Archaeologists Discover That Easter Island’s Statues May Have Served a Surprisingly Practical Function

Their locations around the island likely have to do with a precious resource: fresh water.

View of Moais Ahu Tongariki. Photo Gregory Boissy/AFP/Getty Images.

A new clue in the ongoing mystery surrounding the placement of Easter Island’s behemoth figures was revealed this week in the scientific journal PLOS One. According to archaeologists, the location of those hulking ancestral figures (moai) and the platforms they’re placed upon (ahu) is based on their proximity to fresh water sources—an exceedingly rare and precious resource. The figures had been seen as symbolic ancestral monuments, but it turns out they may have also served a more utilitarian purpose.
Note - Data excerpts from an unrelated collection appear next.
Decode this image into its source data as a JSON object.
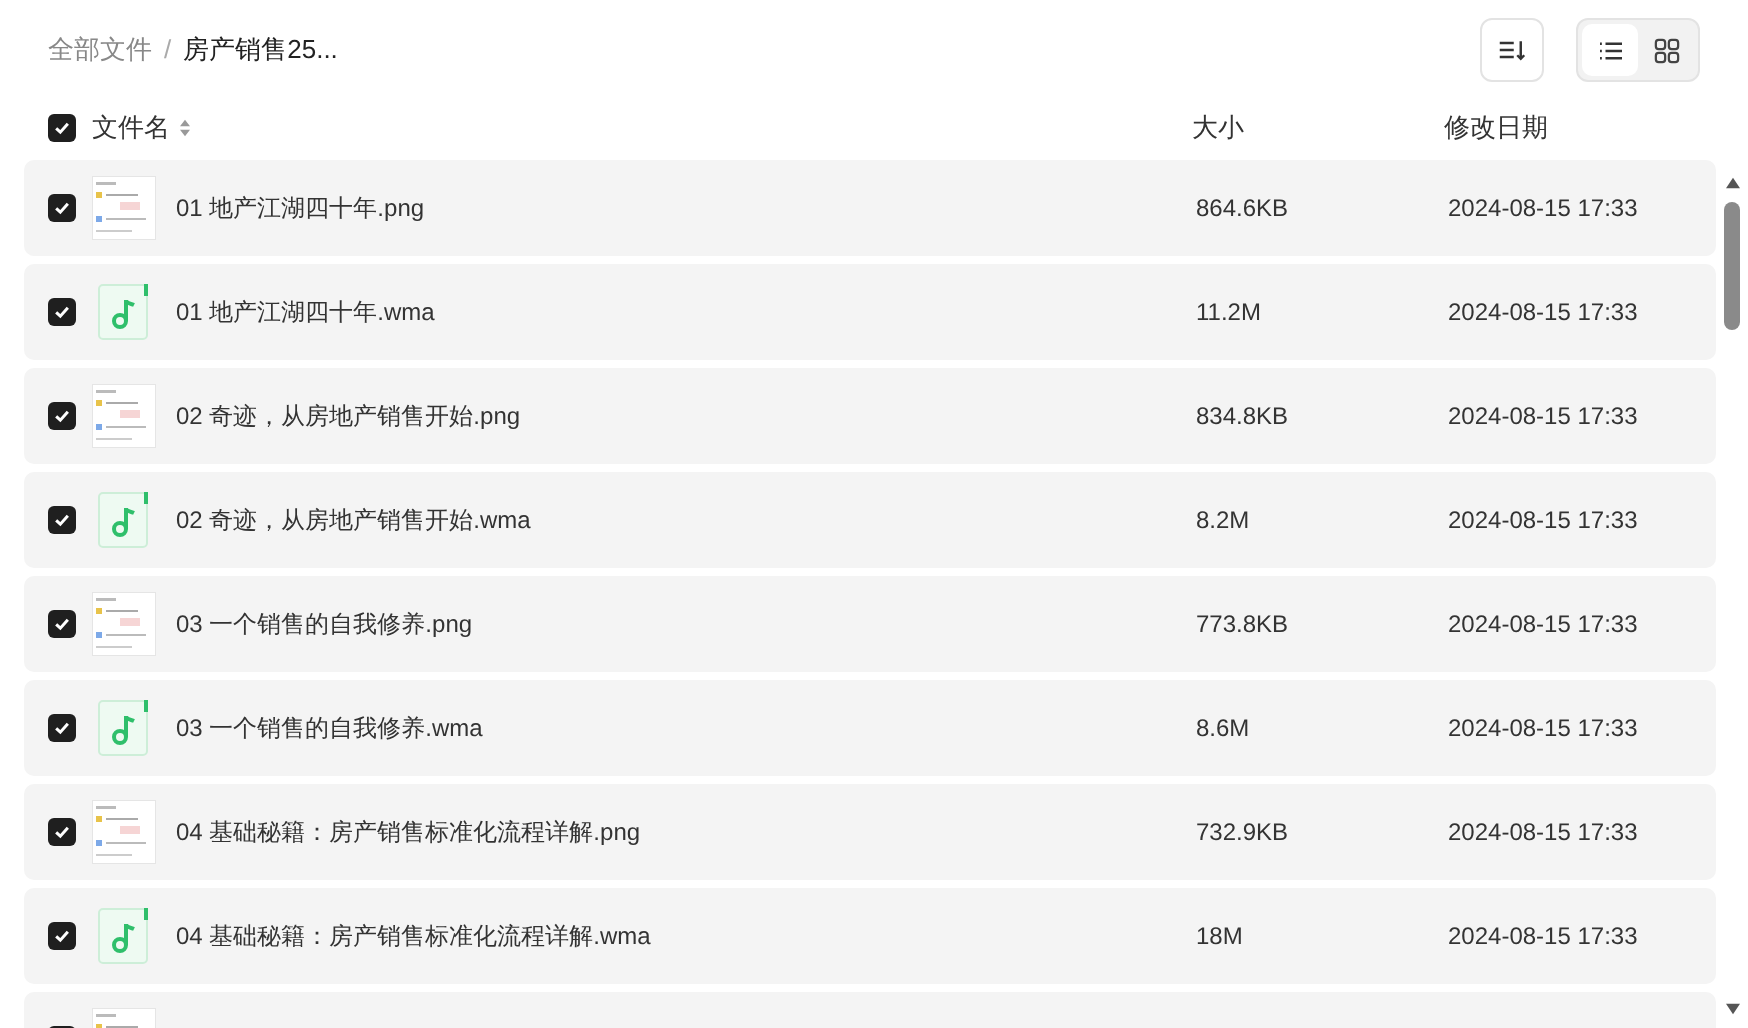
{
  "breadcrumb": [
    {
      "label": "全部文件",
      "current": false
    },
    {
      "label": "房产销售25...",
      "current": true
    }
  ],
  "breadcrumb_separator": "/",
  "view_modes": [
    {
      "kind": "list",
      "selected": true
    },
    {
      "kind": "grid",
      "selected": false
    }
  ],
  "header": {
    "checked": true,
    "columns": [
      {
        "label": "文件名",
        "sortable": true
      },
      {
        "label": "大小",
        "sortable": false
      },
      {
        "label": "修改日期",
        "sortable": false
      }
    ]
  },
  "rows": [
    {
      "kind": "image",
      "checked": true,
      "name": "01 地产江湖四十年.png",
      "size": "864.6KB",
      "modified": "2024-08-15 17:33"
    },
    {
      "kind": "audio",
      "checked": true,
      "name": "01 地产江湖四十年.wma",
      "size": "11.2M",
      "modified": "2024-08-15 17:33"
    },
    {
      "kind": "image",
      "checked": true,
      "name": "02 奇迹，从房地产销售开始.png",
      "size": "834.8KB",
      "modified": "2024-08-15 17:33"
    },
    {
      "kind": "audio",
      "checked": true,
      "name": "02 奇迹，从房地产销售开始.wma",
      "size": "8.2M",
      "modified": "2024-08-15 17:33"
    },
    {
      "kind": "image",
      "checked": true,
      "name": "03 一个销售的自我修养.png",
      "size": "773.8KB",
      "modified": "2024-08-15 17:33"
    },
    {
      "kind": "audio",
      "checked": true,
      "name": "03 一个销售的自我修养.wma",
      "size": "8.6M",
      "modified": "2024-08-15 17:33"
    },
    {
      "kind": "image",
      "checked": true,
      "name": "04 基础秘籍：房产销售标准化流程详解.png",
      "size": "732.9KB",
      "modified": "2024-08-15 17:33"
    },
    {
      "kind": "audio",
      "checked": true,
      "name": "04 基础秘籍：房产销售标准化流程详解.wma",
      "size": "18M",
      "modified": "2024-08-15 17:33"
    },
    {
      "kind": "image",
      "checked": true
    }
  ]
}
The researchers focused their attention on a quadrant of the Polynesian island of Rapa Nui containing 93 statues in order to support the long-held (though as yet unproven) notion that environmental factors are an integral aspect of the emergence of monument construction. The study ruled out the statues’ close proximity to gardens and marine resources as motivating factors in their choice of placement. Instead, it concludes that they may have been used to mark control of bodies of fresh water: “if Rapa Nui’s monuments did indeed serve a territorial display function (in addition to their well-known ritual roles), then their patterns are best explained by the availability of the island’s limited freshwater.”
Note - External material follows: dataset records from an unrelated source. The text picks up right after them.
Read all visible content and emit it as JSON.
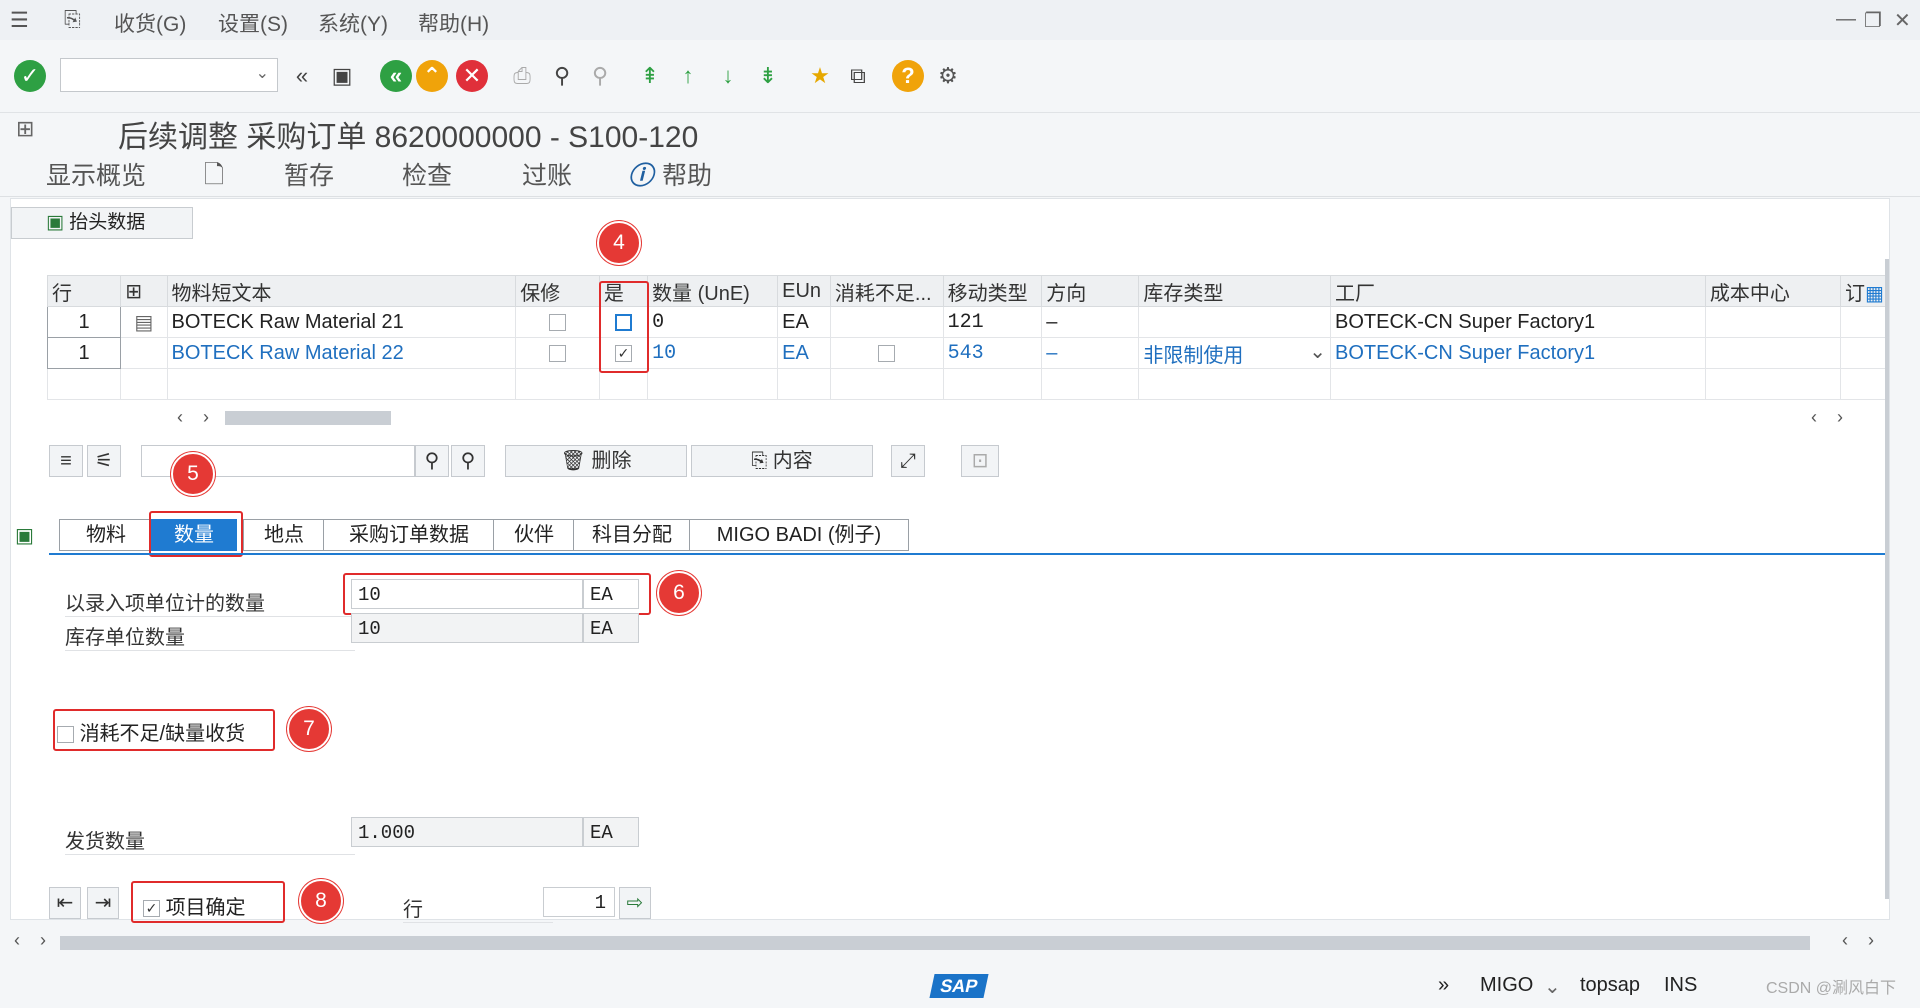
{
  "menu": {
    "items": [
      "收货(G)",
      "设置(S)",
      "系统(Y)",
      "帮助(H)"
    ]
  },
  "title": "后续调整 采购订单 8620000000 - S100-120",
  "app_toolbar": {
    "display_overview": "显示概览",
    "hold": "暂存",
    "check": "检查",
    "post": "过账",
    "help": "帮助"
  },
  "header_button": "抬头数据",
  "grid": {
    "columns": [
      "行",
      "",
      "物料短文本",
      "保修",
      "是",
      "数量 (UnE)",
      "EUn",
      "消耗不足...",
      "移动类型",
      "方向",
      "库存类型",
      "工厂",
      "成本中心",
      "订"
    ],
    "rows": [
      {
        "line": "1",
        "material": "BOTECK Raw Material 21",
        "qty": "0",
        "eun": "EA",
        "movement": "121",
        "direction": "–",
        "stock_type": "",
        "plant": "BOTECK-CN Super Factory1",
        "ok_checked": false
      },
      {
        "line": "1",
        "material": "BOTECK Raw Material 22",
        "qty": "10",
        "eun": "EA",
        "movement": "543",
        "direction": "–",
        "stock_type": "非限制使用",
        "plant": "BOTECK-CN Super Factory1",
        "ok_checked": true
      }
    ]
  },
  "grid_toolbar": {
    "delete": "删除",
    "contents": "内容"
  },
  "tabs": [
    "物料",
    "数量",
    "地点",
    "采购订单数据",
    "伙伴",
    "科目分配",
    "MIGO BADI (例子)"
  ],
  "active_tab": "数量",
  "quantity": {
    "entry_label": "以录入项单位计的数量",
    "entry_value": "10",
    "entry_unit": "EA",
    "stock_label": "库存单位数量",
    "stock_value": "10",
    "stock_unit": "EA",
    "shortfall_label": "消耗不足/缺量收货",
    "delivery_label": "发货数量",
    "delivery_value": "1.000",
    "delivery_unit": "EA"
  },
  "footer": {
    "item_ok_label": "项目确定",
    "line_label": "行",
    "line_value": "1"
  },
  "markers": [
    "4",
    "5",
    "6",
    "7",
    "8"
  ],
  "status": {
    "tcode": "MIGO",
    "server": "topsap",
    "mode": "INS",
    "watermark": "CSDN @涮风白下"
  },
  "colors": {
    "accent_blue": "#1f7bd1",
    "marker_red": "#e53935",
    "ok_green": "#2ea043"
  }
}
(Top left) Rapa Nui in East Polynesia, (top right) locations of image-ahu on Rapa Nui, and (bottom) Ahu Tongariki with moai. Photo by R.J. DiNapoli.

Rapa Nui is home to more than 1,000 massive sculptural heads, and more than 300 megalithic platforms that are believed to have been constructed over about 500 years, a staggering achievement that the authors point out is even more impressive considering the “island’s ecological marginality,” which would have “greatly constrained the range of options available for subsistence to the island’s inhabitants.”